Efficiency improvements #136

dimkarakostas · 2023-12-05T17:14:35Z

All Submissions:

Have you followed the guidelines in our Contributing documentation?
Have you verified that there aren't any other open Pull Requests for the same update/change?
Does the Pull Request pass all tests?

Description

Increases efficiency in aggregate process by:

decreasing the number of iterations needed
decreasing the amount of data that is accessed in each iteration
decreasing the memory consumption of the process by removing unnecessary list creations

Increases efficiency in analyze process by:

reducing the size of the dictionary that stores the aggregate data read from the csv file
reorganizing the loops s.t. the aggregate data is only loaded once (since it takes time to open the file which is large)

… in iterations

…ciency

LadyChristina · 2023-12-06T17:12:14Z

consensus_decentralization/aggregate.py

@@ -20,10 +20,17 @@ def __init__(self, project, io_dir, data_to_aggregate):
        :param data_to_aggregate: list of dictionaries.
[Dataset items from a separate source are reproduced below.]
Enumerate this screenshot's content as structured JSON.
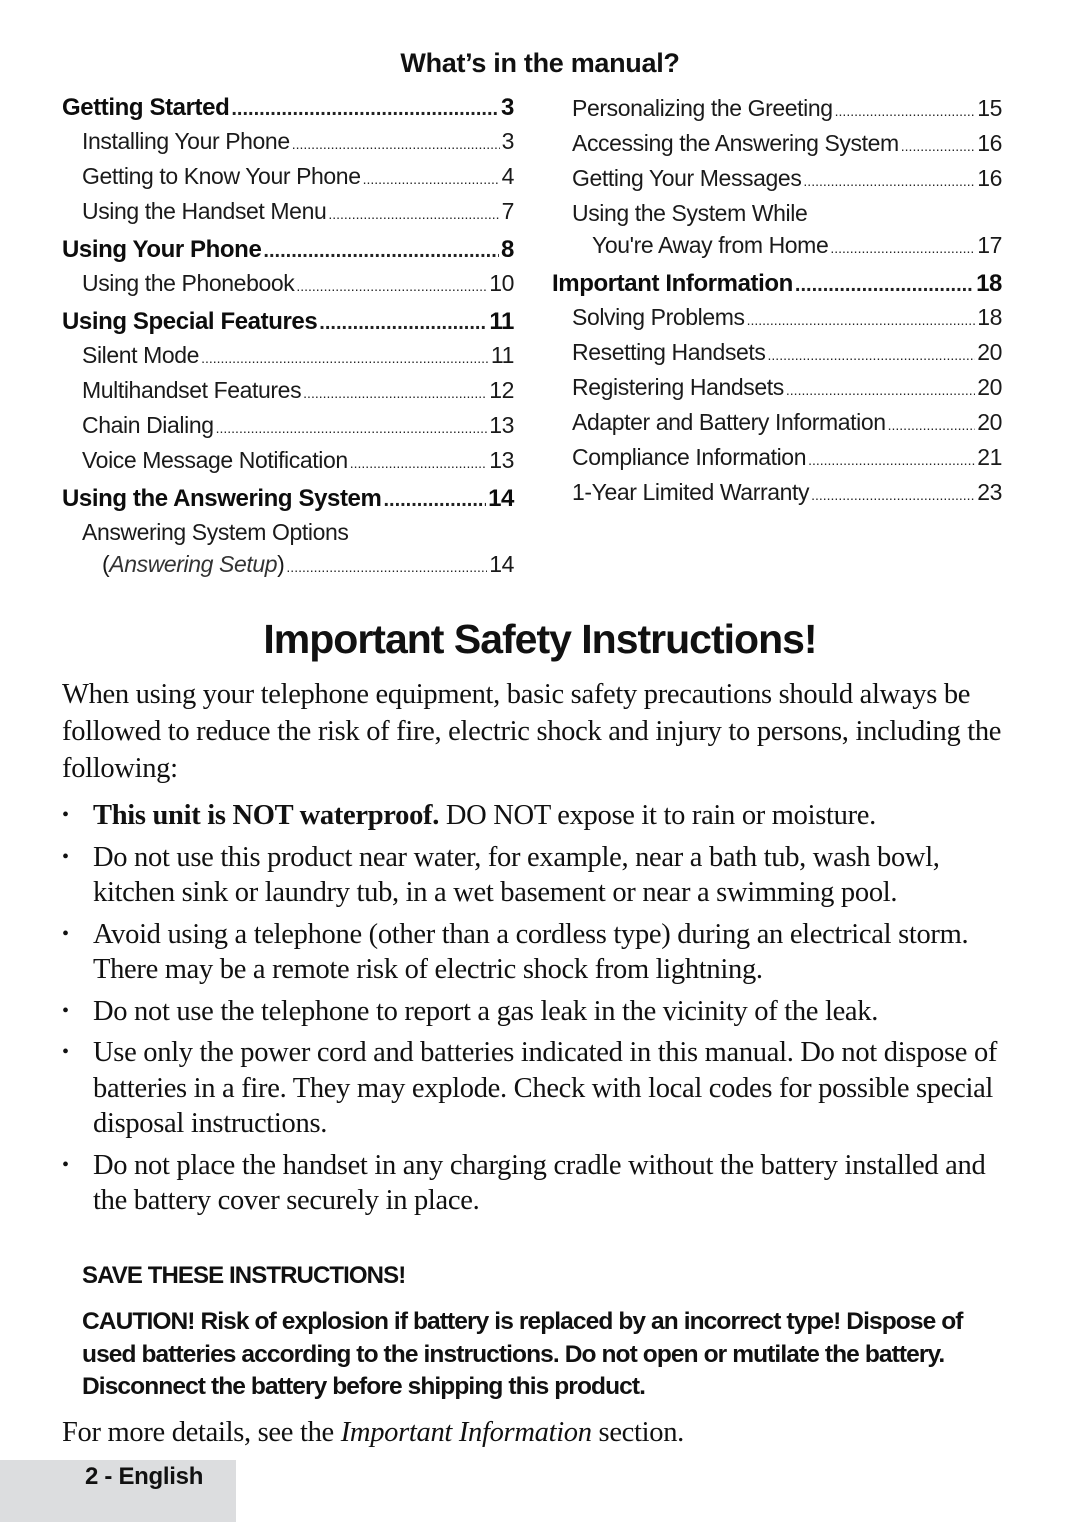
{
  "toc": {
    "title": "What’s in the manual?",
    "left": [
      {
        "type": "section",
        "label": "Getting Started",
        "page": "3"
      },
      {
        "type": "sub",
        "label": "Installing Your Phone",
        "page": "3"
      },
      {
        "type": "sub",
        "label": "Getting to Know Your Phone",
        "page": "4"
      },
      {
        "type": "sub",
        "label": "Using the Handset Menu",
        "page": "7"
      },
      {
        "type": "section",
        "label": "Using Your Phone",
        "page": "8"
      },
      {
        "type": "sub",
        "label": "Using the Phonebook",
        "page": "10"
      },
      {
        "type": "section",
        "label": "Using Special Features",
        "page": "11"
      },
      {
        "type": "sub",
        "label": "Silent Mode",
        "page": "11"
      },
      {
        "type": "sub",
        "label": "Multihandset Features",
        "page": "12"
      },
      {
        "type": "sub",
        "label": "Chain Dialing",
        "page": "13"
      },
      {
        "type": "sub",
        "label": "Voice Message Notification",
        "page": "13"
      },
      {
        "type": "section",
        "label": "Using the Answering System",
        "page": "14"
      },
      {
        "type": "sub",
        "label": "Answering System Options",
        "page": ""
      },
      {
        "type": "sub2",
        "label": "(Answering Setup)",
        "italic": "Answering Setup",
        "page": "14"
      }
    ],
    "right": [
      {
        "type": "sub",
        "label": "Personalizing the Greeting",
        "page": "15"
      },
      {
        "type": "sub",
        "label": "Accessing the Answering System",
        "page": "16"
      },
      {
        "type": "sub",
        "label": "Getting Your Messages",
        "page": "16"
      },
      {
        "type": "sub",
        "label": "Using the System While",
        "page": ""
      },
      {
        "type": "sub2",
        "label": "You're Away from Home",
        "page": "17"
      },
      {
        "type": "section",
        "label": "Important Information",
        "page": "18"
      },
      {
        "type": "sub",
        "label": "Solving Problems",
        "page": "18"
      },
      {
        "type": "sub",
        "label": "Resetting Handsets",
        "page": "20"
      },
      {
        "type": "sub",
        "label": "Registering Handsets",
        "page": "20"
      },
      {
        "type": "sub",
        "label": "Adapter and Battery Information",
        "page": "20"
      },
      {
        "type": "sub",
        "label": "Compliance Information",
        "page": "21"
      },
      {
        "type": "sub",
        "label": "1-Year Limited Warranty",
        "page": "23"
      }
    ]
  },
  "safety": {
    "title": "Important Safety Instructions!",
    "intro": "When using your telephone equipment, basic safety precautions should always be followed to reduce the risk of fire, electric shock and injury to persons, including the following:",
    "bullet_glyph": "•",
    "bullets": [
      {
        "bold": "This unit is NOT waterproof.",
        "text": " DO NOT expose it to rain or moisture."
      },
      {
        "bold": "",
        "text": "Do not use this product near water, for example, near a bath tub, wash bowl, kitchen sink or laundry tub, in a wet basement or near a swimming pool."
      },
      {
        "bold": "",
        "text": "Avoid using a telephone (other than a cordless type) during an electrical storm. There may be a remote risk of electric shock from lightning."
      },
      {
        "bold": "",
        "text": "Do not use the telephone to report a gas leak in the vicinity of the leak."
      },
      {
        "bold": "",
        "text": "Use only the power cord and batteries indicated in this manual. Do not dispose of batteries in a fire. They may explode. Check with local codes for possible special disposal instructions."
      },
      {
        "bold": "",
        "text": "Do not place the handset in any charging cradle without the battery installed and the battery cover securely in place."
      }
    ],
    "save_note": "SAVE THESE INSTRUCTIONS!",
    "caution": "CAUTION! Risk of explosion if battery is replaced by an incorrect type! Dispose of used batteries according to the instructions. Do not open or mutilate the battery. Disconnect the battery before shipping this product.",
    "more_details": {
      "before": "For more details, see the ",
      "italic": "Important Information",
      "after": " section."
    }
  },
  "footer": {
    "page_label": "2 - English"
  }
}
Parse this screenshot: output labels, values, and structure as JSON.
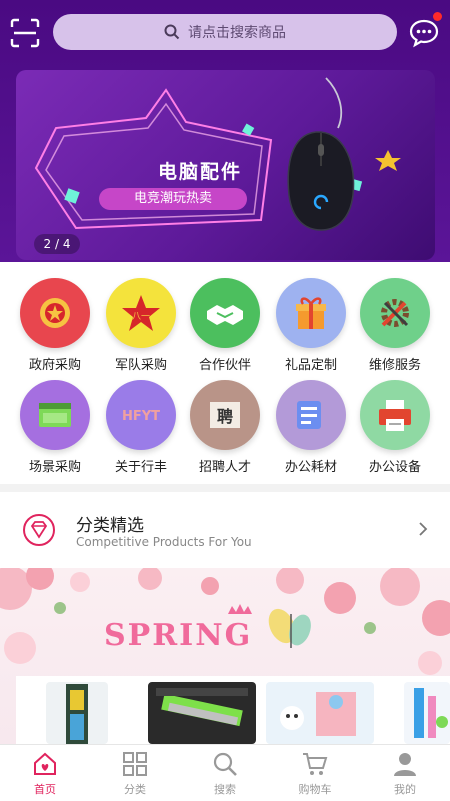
{
  "header": {
    "search_placeholder": "请点击搜索商品"
  },
  "banner": {
    "title": "电脑配件",
    "subtitle": "电竞潮玩热卖",
    "index": "2 / 4"
  },
  "categories": [
    {
      "label": "政府采购",
      "icon": "emblem-icon",
      "color": "#e8464e"
    },
    {
      "label": "军队采购",
      "icon": "army-star-icon",
      "color": "#f4e33c"
    },
    {
      "label": "合作伙伴",
      "icon": "handshake-icon",
      "color": "#4cbf5e"
    },
    {
      "label": "礼品定制",
      "icon": "gift-icon",
      "color": "#9eb2f0"
    },
    {
      "label": "维修服务",
      "icon": "repair-tools-icon",
      "color": "#6fd08a"
    },
    {
      "label": "场景采购",
      "icon": "scene-icon",
      "color": "#a56fe0"
    },
    {
      "label": "关于行丰",
      "icon": "hfyt-logo-icon",
      "color": "#9a7ce8"
    },
    {
      "label": "招聘人才",
      "icon": "recruit-icon",
      "color": "#b99488"
    },
    {
      "label": "办公耗材",
      "icon": "office-supplies-icon",
      "color": "#b39ad8"
    },
    {
      "label": "办公设备",
      "icon": "printer-icon",
      "color": "#8fd9a3"
    }
  ],
  "section": {
    "title": "分类精选",
    "subtitle": "Competitive Products For You"
  },
  "promo": {
    "title": "SPRING"
  },
  "tabs": [
    {
      "label": "首页",
      "icon": "home-icon",
      "active": true
    },
    {
      "label": "分类",
      "icon": "grid-icon",
      "active": false
    },
    {
      "label": "搜索",
      "icon": "search-icon",
      "active": false
    },
    {
      "label": "购物车",
      "icon": "cart-icon",
      "active": false
    },
    {
      "label": "我的",
      "icon": "user-icon",
      "active": false
    }
  ],
  "colors": {
    "header_purple": "#4a0a82",
    "search_bg": "#d7c2ea",
    "accent_pink": "#e0245e"
  }
}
The data that will be aggregated
        """
        self.project = project
-        self.data_to_aggregate = data_to_aggregate
+        self.data_to_aggregate = sorted(data_to_aggregate, key=lambda x: x['timestamp'])


Isn't the data already sorted during parsing? Is additional sorting needed?

LadyChristina · 2023-12-06T17:13:31Z

consensus_decentralization/aggregate.py

@@ -20,10 +20,17 @@ def __init__(self, project, io_dir, data_to_aggregate):
        :param data_to_aggregate: list of dictionaries. The data that will be aggregated
        """
        self.project = project
-        self.data_to_aggregate = data_to_aggregate
+        self.data_to_aggregate = sorted(data_to_aggregate, key=lambda x: x['timestamp'])
+        self.data_start_date = hlp.get_timeframe_beginning(self.data_to_aggregate[0]['timestamp'][:10])


I suggest creating helper functions to extract the date from a timestamp (instead of using [:10] or [:7])

LadyChristina · 2023-12-06T17:30:00Z

consensus_decentralization/aggregate.py

        self.aggregated_data_dir = io_dir / 'blocks_per_entity'
        self.aggregated_data_dir.mkdir(parents=True, exist_ok=True)

+        self.monthly_data_breaking_points = [(self.data_start_date.strftime('%Y-%m'), 0)]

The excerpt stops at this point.